The stock was down 13.9% to $264.77 per share at market close Friday.

The SEC’s complaint alleges that Musk “falsely indicated” that he could “take Tesla private at a purchase price that reflected a substantial premium over Tesla stock’s then-current share price, that funding for this multi-billion dollar transaction had been secured, and that the only contingency was a shareholder vote.” Musk “had not even discussed, much less confirmed, key deal terms, including price, with any potential funding source,” the SEC said in its complaint.

The lawsuit seeks an order for Musk to disgorge ill-gotten gains, pay penalties and be banned from serving as an officer or director of a public company.

Tesla could be in trouble without Musk

While Musk’s fate at the company is uncertain, at least one analyst warns that Tesla could have issues raising much-needed capital without Musk at the helm.

“Historically, Tesla has had easy access to capital markets, largely due to the public’s perception of Musk as a visionary,” UBS analyst Colin Langan wrote in a note. “Without Musk, investors may no longer be willing to continue funding a company that has never reported an annual profit.”

Tesla’s free cash flow in the second quarter alone totaled negative $739.5 million, bringing the company to a net loss of $717.5 million, the company reported in August.

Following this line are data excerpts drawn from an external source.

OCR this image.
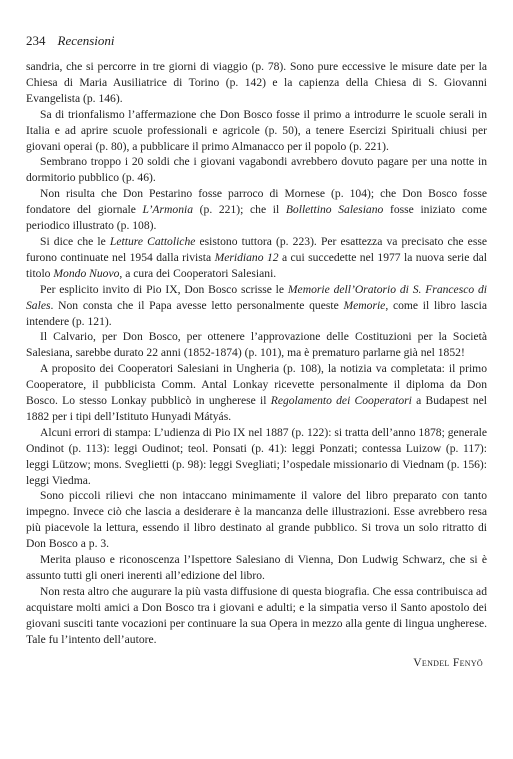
234 Recensioni

sandria, che si percorre in tre giorni di viaggio (p. 78). Sono pure eccessive le misure date per la Chiesa di Maria Ausiliatrice di Torino (p. 142) e la capienza della Chiesa di S. Giovanni Evangelista (p. 146).

Sa di trionfalismo l’affermazione che Don Bosco fosse il primo a introdurre le scuole serali in Italia e ad aprire scuole professionali e agricole (p. 50), a tenere Esercizi Spirituali chiusi per giovani operai (p. 80), a pubblicare il primo Almanacco per il popolo (p. 221).

Sembrano troppo i 20 soldi che i giovani vagabondi avrebbero dovuto pagare per una notte in dormitorio pubblico (p. 46).

Non risulta che Don Pestarino fosse parroco di Mornese (p. 104); che Don Bosco fosse fondatore del giornale L’Armonia (p. 221); che il Bollettino Salesiano fosse iniziato come periodico illustrato (p. 108).

Si dice che le Letture Cattoliche esistono tuttora (p. 223). Per esattezza va precisato che esse furono continuate nel 1954 dalla rivista Meridiano 12 a cui succedette nel 1977 la nuova serie dal titolo Mondo Nuovo, a cura dei Cooperatori Salesiani.

Per esplicito invito di Pio IX, Don Bosco scrisse le Memorie dell’Oratorio di S. Francesco di Sales. Non consta che il Papa avesse letto personalmente queste Memorie, come il libro lascia intendere (p. 121).

Il Calvario, per Don Bosco, per ottenere l’approvazione delle Costituzioni per la Società Salesiana, sarebbe durato 22 anni (1852-1874) (p. 101), ma è prematuro parlarne già nel 1852!

A proposito dei Cooperatori Salesiani in Ungheria (p. 108), la notizia va completata: il primo Cooperatore, il pubblicista Comm. Antal Lonkay ricevette personalmente il diploma da Don Bosco. Lo stesso Lonkay pubblicò in ungherese il Regolamento dei Cooperatori a Budapest nel 1882 per i tipi dell’Istituto Hunyadi Mátyás.

Alcuni errori di stampa: L’udienza di Pio IX nel 1887 (p. 122): si tratta dell’anno 1878; generale Ondinot (p. 113): leggi Oudinot; teol. Ponsati (p. 41): leggi Ponzati; contessa Luizow (p. 117): leggi Lützow; mons. Sveglietti (p. 98): leggi Svegliati; l’ospedale missionario di Viednam (p. 156): leggi Viedma.

Sono piccoli rilievi che non intaccano minimamente il valore del libro preparato con tanto impegno. Invece ciò che lascia a desiderare è la mancanza delle illustrazioni. Esse avrebbero resa più piacevole la lettura, essendo il libro destinato al grande pubblico. Si trova un solo ritratto di Don Bosco a p. 3.

Merita plauso e riconoscenza l’Ispettore Salesiano di Vienna, Don Ludwig Schwarz, che si è assunto tutti gli oneri inerenti all’edizione del libro.

Non resta altro che augurare la più vasta diffusione di questa biografia. Che essa contribuisca ad acquistare molti amici a Don Bosco tra i giovani e adulti; e la simpatia verso il Santo apostolo dei giovani susciti tante vocazioni per continuare la sua Opera in mezzo alla gente di lingua ungherese. Tale fu l’intento dell’autore.

Vendel Fenyö
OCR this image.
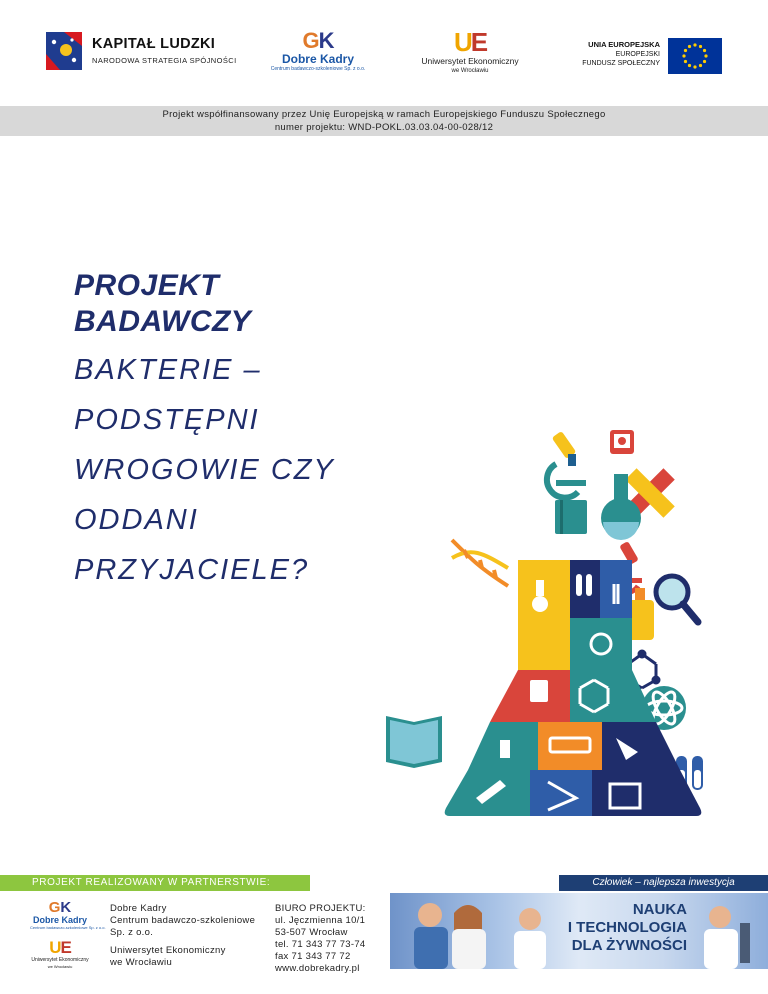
KAPITAŁ LUDZKI
NARODOWA STRATEGIA SPÓJNOŚCI
GK
Dobre Kadry
Centrum badawczo-szkoleniowe Sp. z o.o.
UE
Uniwersytet Ekonomiczny
we Wrocławiu
UNIA EUROPEJSKA
EUROPEJSKI
FUNDUSZ SPOŁECZNY
Projekt współfinansowany przez Unię Europejską w ramach Europejskiego Funduszu Społecznego
numer projektu: WND-POKL.03.03.04-00-028/12
PROJEKT
BADAWCZY
BAKTERIE –
PODSTĘPNI
WROGOWIE CZY
ODDANI
PRZYJACIELE?
PROJEKT REALIZOWANY W PARTNERSTWIE:	Człowiek – najlepsza inwestycja
GK
Dobre Kadry
Centrum badawczo-szkoleniowe Sp. z o.o.
UE
Uniwersytet Ekonomiczny
we Wrocławiu
Dobre Kadry
Centrum badawczo-szkoleniowe
Sp. z o.o.
Uniwersytet Ekonomiczny
we Wrocławiu
BIURO PROJEKTU:
ul. Jęczmienna 10/1
53-507 Wrocław
tel. 71 343 77 73-74
fax 71 343 77 72
www.dobrekadry.pl
NAUKA
I TECHNOLOGIA
DLA ŻYWNOŚCI
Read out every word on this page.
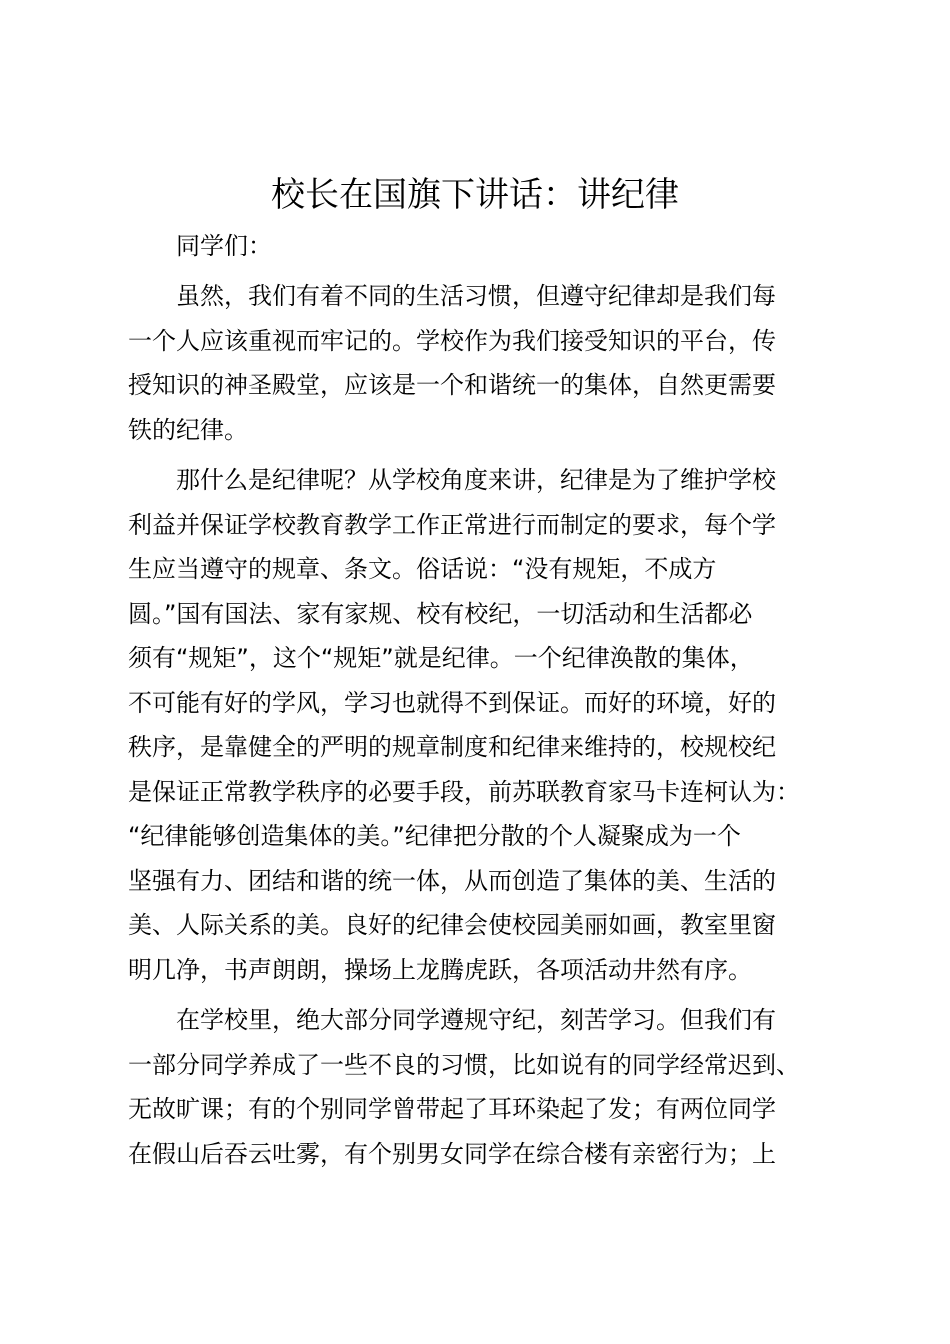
校长在国旗下讲话：讲纪律

同学们：

虽然，我们有着不同的生活习惯，但遵守纪律却是我们每
一个人应该重视而牢记的。学校作为我们接受知识的平台，传
授知识的神圣殿堂，应该是一个和谐统一的集体，自然更需要
铁的纪律。

那什么是纪律呢？从学校角度来讲，纪律是为了维护学校
利益并保证学校教育教学工作正常进行而制定的要求，每个学
生应当遵守的规章、条文。俗话说：“没有规矩，不成方
圆。”国有国法、家有家规、校有校纪，一切活动和生活都必
须有“规矩”，这个“规矩”就是纪律。一个纪律涣散的集体，
不可能有好的学风，学习也就得不到保证。而好的环境，好的
秩序，是靠健全的严明的规章制度和纪律来维持的，校规校纪
是保证正常教学秩序的必要手段，前苏联教育家马卡连柯认为：
“纪律能够创造集体的美。”纪律把分散的个人凝聚成为一个
坚强有力、团结和谐的统一体，从而创造了集体的美、生活的
美、人际关系的美。良好的纪律会使校园美丽如画，教室里窗
明几净，书声朗朗，操场上龙腾虎跃，各项活动井然有序。

在学校里，绝大部分同学遵规守纪，刻苦学习。但我们有
一部分同学养成了一些不良的习惯，比如说有的同学经常迟到、
无故旷课；有的个别同学曾带起了耳环染起了发；有两位同学
在假山后吞云吐雾，有个别男女同学在综合楼有亲密行为；上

Langan estimates Tesla would need to raise capital in 2019.

Langan reiterated his “sell” rating of the stock with a $190 price target.

FILE PHOTO: Tesla Chief Executive Elon Musk attends a forum on startups in Hong Kong, China January 26, 2016. REUTERS/Bobby Yip/File Photo
FILE PHOTO: Tesla Chief Executive Elon Musk attends a forum on startups in Hong Kong, China January 26, 2016. REUTERS/Bobby Yip/File Photo

The SEC’s complaint prompted Citigroup analysts to downgrade Tesla’s stock to “sell” from “neutral” Friday, according to a note to clients.

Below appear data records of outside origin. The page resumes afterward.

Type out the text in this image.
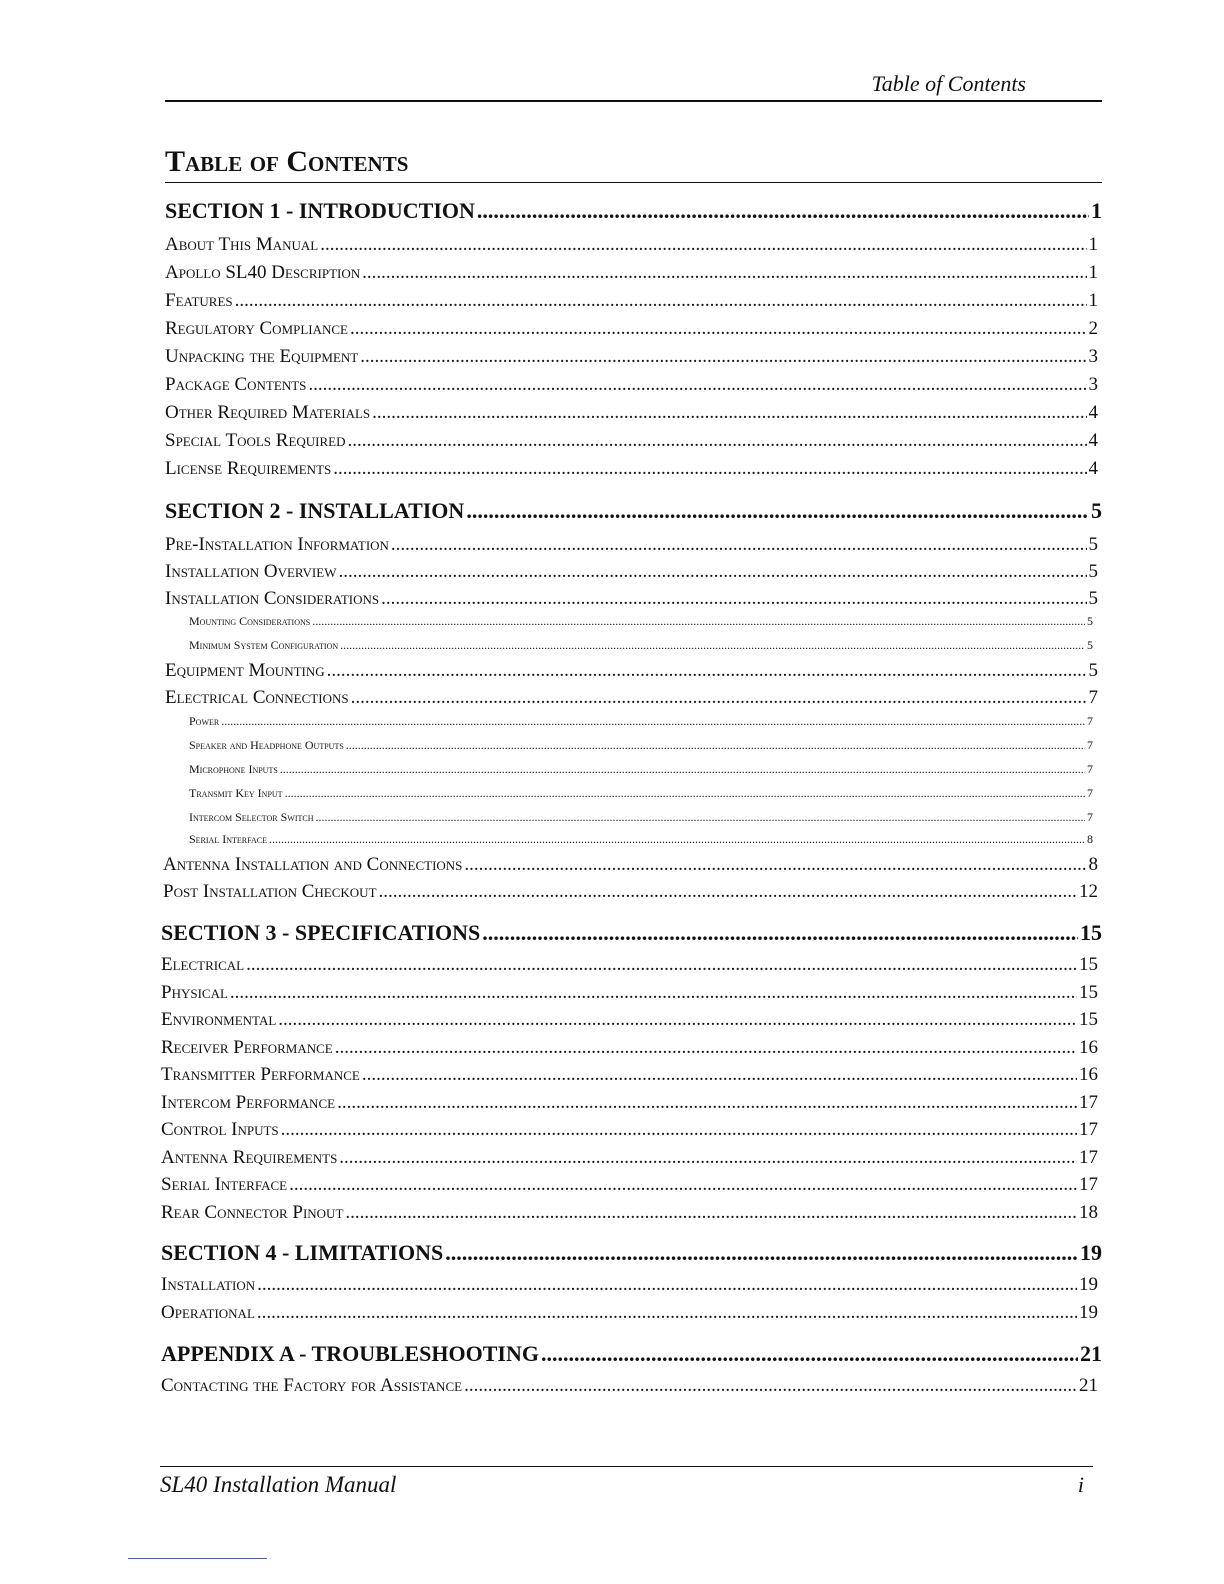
Table of Contents
Table of Contents
SECTION 1 - INTRODUCTION .....	1
About This Manual .....	1
Apollo SL40 Description .....	1
Features .....	1
Regulatory Compliance .....	2
Unpacking the Equipment .....	3
Package Contents .....	3
Other Required Materials .....	4
Special Tools Required .....	4
License Requirements .....	4
SECTION 2 - INSTALLATION .....	5
Pre-Installation Information .....	5
Installation Overview .....	5
Installation Considerations .....	5
Mounting Considerations .....	5
Minimum System Configuration .....	5
Equipment Mounting .....	5
Electrical Connections .....	7
Power .....	7
Speaker and Headphone Outputs .....	7
Microphone Inputs .....	7
Transmit Key Input .....	7
Intercom Selector Switch .....	7
Serial Interface .....	8
Antenna Installation and Connections .....	8
Post Installation Checkout .....	12
SECTION 3 - SPECIFICATIONS .....	15
Electrical .....	15
Physical .....	15
Environmental .....	15
Receiver Performance .....	16
Transmitter Performance .....	16
Intercom Performance .....	17
Control Inputs .....	17
Antenna Requirements .....	17
Serial Interface .....	17
Rear Connector Pinout .....	18
SECTION 4 - LIMITATIONS .....	19
Installation .....	19
Operational .....	19
APPENDIX A - TROUBLESHOOTING .....	21
Contacting the Factory for Assistance .....	21
SL40 Installation Manual	i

“There’s little question that Mr. Musk’s departure would likely cause harm to Tesla’s brand, stakeholder confidence and fundraising,” analysts wrote in the note. “If Mr. Musk ends up staying on, the reputational harm from this might still prevent the stock from immediately returning to ‘normal.'”

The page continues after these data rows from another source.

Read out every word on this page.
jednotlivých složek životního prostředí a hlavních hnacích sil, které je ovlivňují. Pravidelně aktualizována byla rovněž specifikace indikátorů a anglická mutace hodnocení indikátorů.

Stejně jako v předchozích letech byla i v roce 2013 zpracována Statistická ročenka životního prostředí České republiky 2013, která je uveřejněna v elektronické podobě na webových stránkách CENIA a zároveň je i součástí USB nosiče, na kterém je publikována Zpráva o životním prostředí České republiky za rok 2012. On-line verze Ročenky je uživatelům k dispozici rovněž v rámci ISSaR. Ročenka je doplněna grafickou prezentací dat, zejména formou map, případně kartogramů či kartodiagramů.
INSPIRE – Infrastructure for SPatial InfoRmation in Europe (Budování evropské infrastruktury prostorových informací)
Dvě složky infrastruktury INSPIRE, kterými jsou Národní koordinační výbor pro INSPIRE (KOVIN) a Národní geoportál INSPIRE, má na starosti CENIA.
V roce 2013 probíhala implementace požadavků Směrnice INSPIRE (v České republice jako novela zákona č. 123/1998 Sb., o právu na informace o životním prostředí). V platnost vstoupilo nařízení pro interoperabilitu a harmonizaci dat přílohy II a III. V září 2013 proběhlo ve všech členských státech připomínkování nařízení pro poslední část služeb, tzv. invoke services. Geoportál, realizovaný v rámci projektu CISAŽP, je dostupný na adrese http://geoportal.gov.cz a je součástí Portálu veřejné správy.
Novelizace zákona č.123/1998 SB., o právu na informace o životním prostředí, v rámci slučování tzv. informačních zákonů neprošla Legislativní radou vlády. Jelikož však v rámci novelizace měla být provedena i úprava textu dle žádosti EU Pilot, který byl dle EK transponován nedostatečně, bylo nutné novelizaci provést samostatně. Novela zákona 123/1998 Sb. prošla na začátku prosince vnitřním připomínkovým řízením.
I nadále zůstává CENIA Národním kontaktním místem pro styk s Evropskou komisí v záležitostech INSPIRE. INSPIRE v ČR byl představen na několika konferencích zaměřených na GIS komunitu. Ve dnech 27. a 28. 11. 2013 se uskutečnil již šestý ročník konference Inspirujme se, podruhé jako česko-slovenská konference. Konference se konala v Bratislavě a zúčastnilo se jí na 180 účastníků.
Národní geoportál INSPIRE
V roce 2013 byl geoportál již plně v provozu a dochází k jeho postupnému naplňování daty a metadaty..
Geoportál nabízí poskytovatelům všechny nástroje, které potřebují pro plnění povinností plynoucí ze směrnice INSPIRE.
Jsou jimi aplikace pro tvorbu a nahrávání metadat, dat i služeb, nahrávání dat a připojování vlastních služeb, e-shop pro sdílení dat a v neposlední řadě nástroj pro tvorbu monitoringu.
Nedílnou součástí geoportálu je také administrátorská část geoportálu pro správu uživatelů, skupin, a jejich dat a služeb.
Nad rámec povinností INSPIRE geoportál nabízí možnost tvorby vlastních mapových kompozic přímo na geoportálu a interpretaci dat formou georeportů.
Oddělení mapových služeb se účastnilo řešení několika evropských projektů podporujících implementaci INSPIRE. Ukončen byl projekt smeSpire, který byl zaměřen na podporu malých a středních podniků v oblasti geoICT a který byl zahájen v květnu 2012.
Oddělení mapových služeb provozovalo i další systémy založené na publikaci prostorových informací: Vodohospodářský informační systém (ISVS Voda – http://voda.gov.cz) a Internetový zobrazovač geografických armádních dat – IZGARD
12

The analysts added that it’s a “risk/reward call,” but that “even after the post-close stock pullback ($to 274), risk/reward is still tilted negatively.”

The company and its directors are “fully confident in Elon, his integrity, and his leadership,” according to a joint statement from Tesla and its board of directors. “Our focus remains on the continued ramp of Model 3 production and delivering for our customers, shareholders and employees.”